Of course he didn’t. Choate, like most every new head coach, just hired his buddies. He knew Ioane from Montana State and Gilbertson from Washington State.

Ken Wilson did the same buddy-system thing and went 4-20 and when he was fired, he declared, “I have no regrets.”

Of course he doesn’t. Coaches these days never have regrets. They do nothing wrong and never will. It’s called making seven figures a year. Wilson hired his friends, those friends let him down, but now that he’s not a head coach anymore and can’t make new friends as easily, he wants to keep his old friends. So, he has no regrets.
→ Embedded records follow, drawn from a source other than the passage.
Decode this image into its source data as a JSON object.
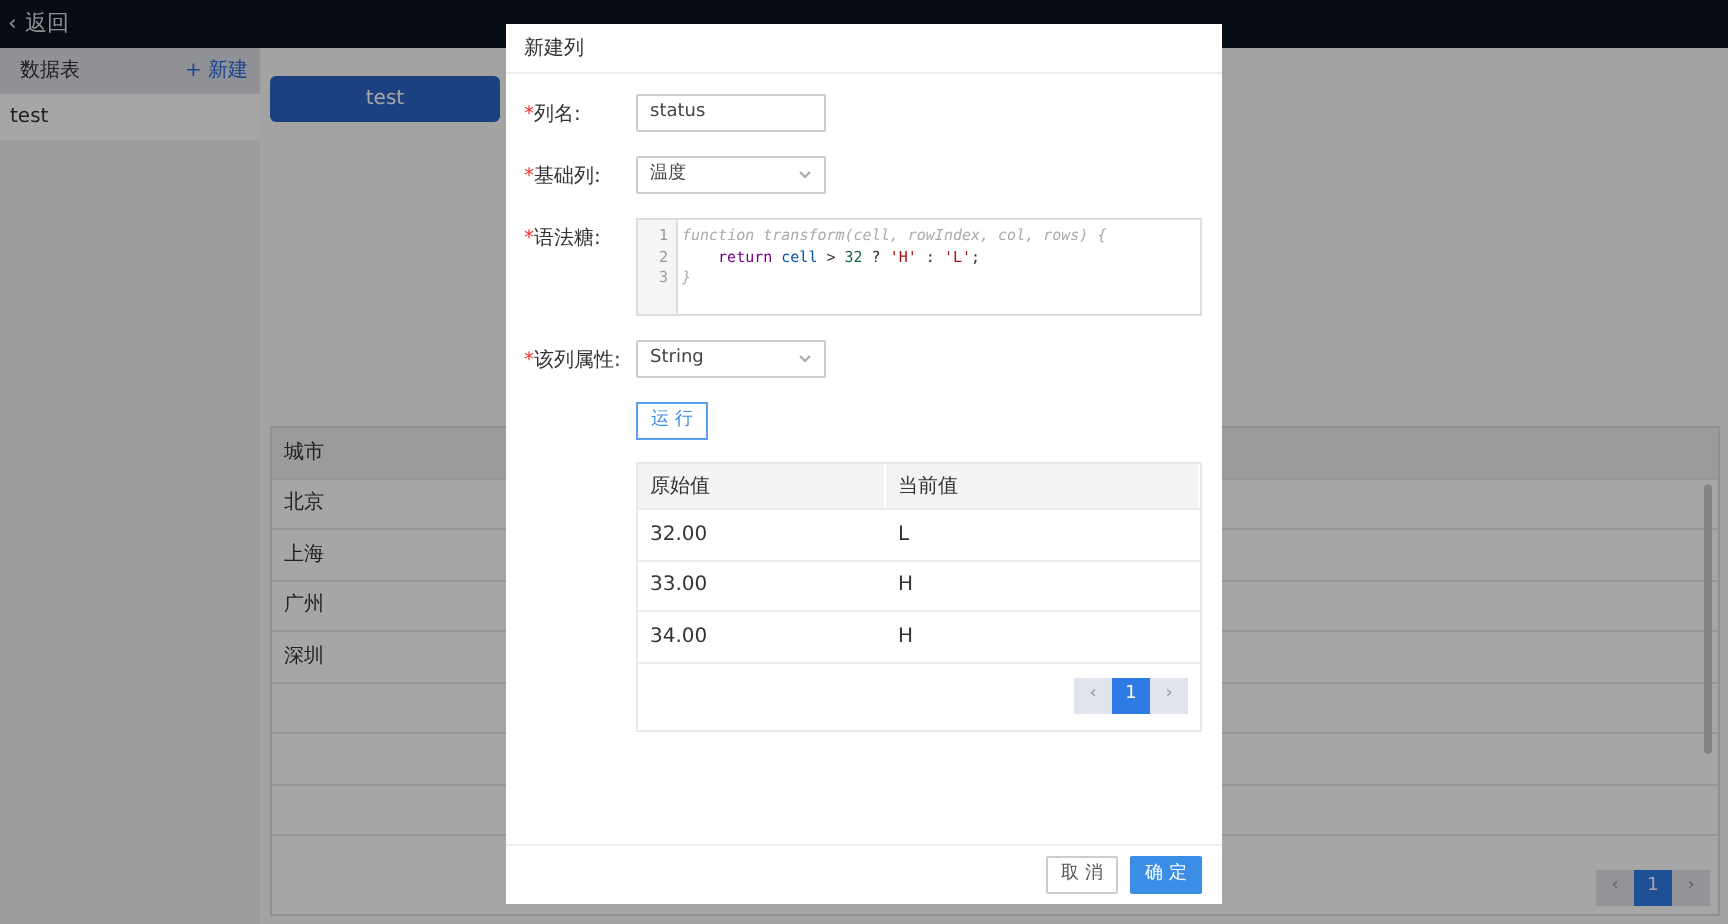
{
  "topbar": {
    "back_icon": "‹",
    "back": "返回"
  },
  "sidebar": {
    "title": "数据表",
    "new_button": "+ 新建",
    "items": [
      {
        "label": "test"
      }
    ]
  },
  "main": {
    "table_button": "test",
    "table": {
      "columns": [
        "城市"
      ],
      "rows": [
        "北京",
        "上海",
        "广州",
        "深圳"
      ]
    },
    "pagination": {
      "prev": "‹",
      "next": "›",
      "pages": [
        {
          "label": "1",
          "selected": true
        }
      ]
    }
  },
  "dialog": {
    "title": "新建列",
    "fields": [
      {
        "kind": "input",
        "mark": "*",
        "label": "列名:",
        "value": "status"
      },
      {
        "kind": "select",
        "mark": "*",
        "label": "基础列:",
        "value": "温度"
      },
      {
        "kind": "code",
        "mark": "*",
        "label": "语法糖:",
        "lines": [
          {
            "number": "1",
            "indented": false,
            "tokens": [
              {
                "kind": "comment",
                "text": "function transform(cell, rowIndex, col, rows) {"
              }
            ]
          },
          {
            "number": "2",
            "indented": true,
            "tokens": [
              {
                "kind": "keyword",
                "text": "return"
              },
              {
                "kind": "variable",
                "text": " cell"
              },
              {
                "kind": "plain",
                "text": " > "
              },
              {
                "kind": "number",
                "text": "32"
              },
              {
                "kind": "plain",
                "text": " ? "
              },
              {
                "kind": "string",
                "text": "'H'"
              },
              {
                "kind": "plain",
                "text": " : "
              },
              {
                "kind": "string",
                "text": "'L'"
              },
              {
                "kind": "plain",
                "text": ";"
              }
            ]
          },
          {
            "number": "3",
            "indented": false,
            "tokens": [
              {
                "kind": "comment",
                "text": "}"
              }
            ]
          }
        ]
      },
      {
        "kind": "select",
        "mark": "*",
        "label": "该列属性:",
        "value": "String"
      }
    ],
    "run_button": "运 行",
    "preview": {
      "columns": [
        "原始值",
        "当前值"
      ],
      "rows": [
        [
          "32.00",
          "L"
        ],
        [
          "33.00",
          "H"
        ],
        [
          "34.00",
          "H"
        ]
      ],
      "pagination": {
        "prev": "‹",
        "next": "›",
        "pages": [
          {
            "label": "1",
            "selected": true
          }
        ]
      }
    },
    "buttons": [
      {
        "kind": "secondary",
        "label": "取 消"
      },
      {
        "kind": "primary",
        "label": "确 定"
      }
    ]
  }
}
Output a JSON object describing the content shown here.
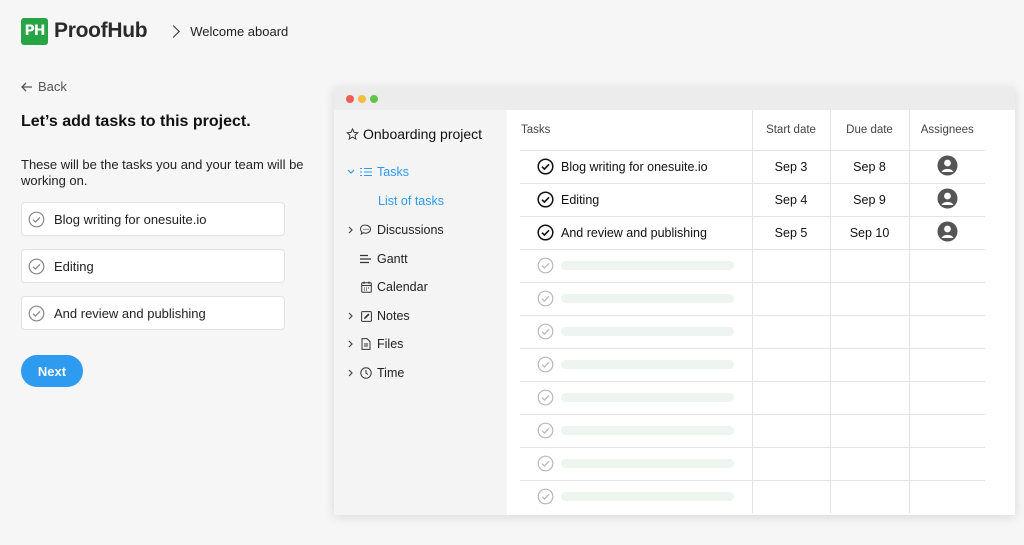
{
  "header": {
    "logo_mark": "PH",
    "logo_text": "ProofHub",
    "breadcrumb": "Welcome aboard",
    "brand_color": "#27a444"
  },
  "onboarding": {
    "back_label": "Back",
    "title": "Let’s add tasks to this project.",
    "description": "These will be the tasks you and your team will be working on.",
    "tasks": [
      "Blog writing for onesuite.io",
      "Editing",
      "And review and publishing"
    ],
    "next_label": "Next",
    "accent_color": "#2e9af0"
  },
  "preview": {
    "window_dots": [
      "#ee5d55",
      "#f4bd3c",
      "#5fc54a"
    ],
    "project_name": "Onboarding project",
    "nav": {
      "tasks": "Tasks",
      "list_of_tasks": "List of tasks",
      "discussions": "Discussions",
      "gantt": "Gantt",
      "calendar": "Calendar",
      "notes": "Notes",
      "files": "Files",
      "time": "Time"
    },
    "columns": {
      "tasks": "Tasks",
      "start_date": "Start date",
      "due_date": "Due date",
      "assignees": "Assignees"
    },
    "rows": [
      {
        "name": "Blog writing for onesuite.io",
        "start": "Sep 3",
        "due": "Sep 8"
      },
      {
        "name": "Editing",
        "start": "Sep 4",
        "due": "Sep 9"
      },
      {
        "name": "And review and publishing",
        "start": "Sep 5",
        "due": "Sep 10"
      }
    ],
    "placeholder_rows": 8
  }
}
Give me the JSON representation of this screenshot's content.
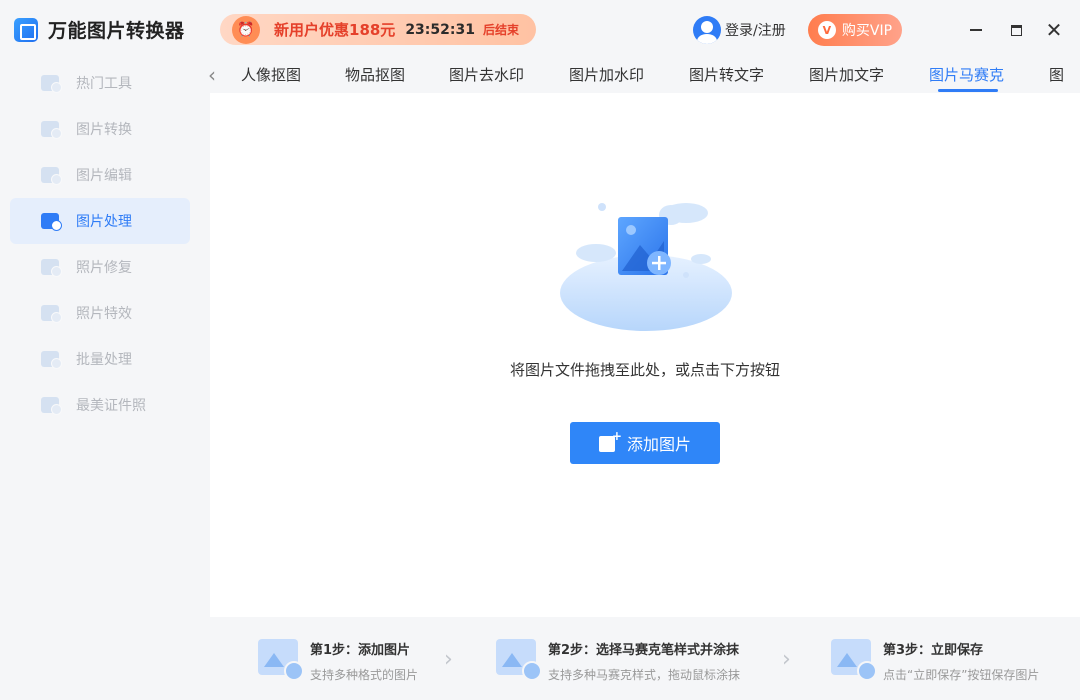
{
  "app": {
    "title": "万能图片转换器"
  },
  "sidebar": {
    "items": [
      {
        "label": "热门工具"
      },
      {
        "label": "图片转换"
      },
      {
        "label": "图片编辑"
      },
      {
        "label": "图片处理"
      },
      {
        "label": "照片修复"
      },
      {
        "label": "照片特效"
      },
      {
        "label": "批量处理"
      },
      {
        "label": "最美证件照"
      }
    ],
    "active_index": 3
  },
  "header": {
    "promo_text": "新用户优惠188元",
    "promo_time": "23:52:31",
    "promo_end": "后结束",
    "login_text": "登录/注册",
    "vip_text": "购买VIP"
  },
  "tabs": [
    {
      "label": "人像抠图"
    },
    {
      "label": "物品抠图"
    },
    {
      "label": "图片去水印"
    },
    {
      "label": "图片加水印"
    },
    {
      "label": "图片转文字"
    },
    {
      "label": "图片加文字"
    },
    {
      "label": "图片马赛克"
    },
    {
      "label": "图"
    }
  ],
  "main": {
    "drop_hint": "将图片文件拖拽至此处，或点击下方按钮",
    "add_button": "添加图片"
  },
  "steps": [
    {
      "title": "第1步：添加图片",
      "desc": "支持多种格式的图片"
    },
    {
      "title": "第2步：选择马赛克笔样式并涂抹",
      "desc": "支持多种马赛克样式，拖动鼠标涂抹"
    },
    {
      "title": "第3步：立即保存",
      "desc": "点击“立即保存”按钮保存图片"
    }
  ],
  "colors": {
    "accent": "#2f7cf6",
    "promo": "#e5402a",
    "vip": "#ff7d4e"
  }
}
He has seven figures a year to say he’s right.

We’re sure Choate will hire more of his friends to fill out his staff in the coming weeks. You see, it’s not about hiring the best coaches available for each position. It’s about hiring the best friend available looking for work.

It’s how these coaches keep getting new jobs even after they prove to be mediocre at what they do. You can then go 4-20 and have no regrets because at least everyone can say you remained loyal to your friends in the end.

It’s honorable. Yes, it’s horrible for the fans who get criticized for not supporting the program enough but, hey, nobody cares about fans who don’t part with part of their paychecks.

We have faith that Choate’s friends will be better coaches than Wilson’s friends. It at least sounds like he does. It’s part of his cartoon character charm and how he got this million-dollar job in the first place after answering a few questions over a Zoom call a few weekends ago.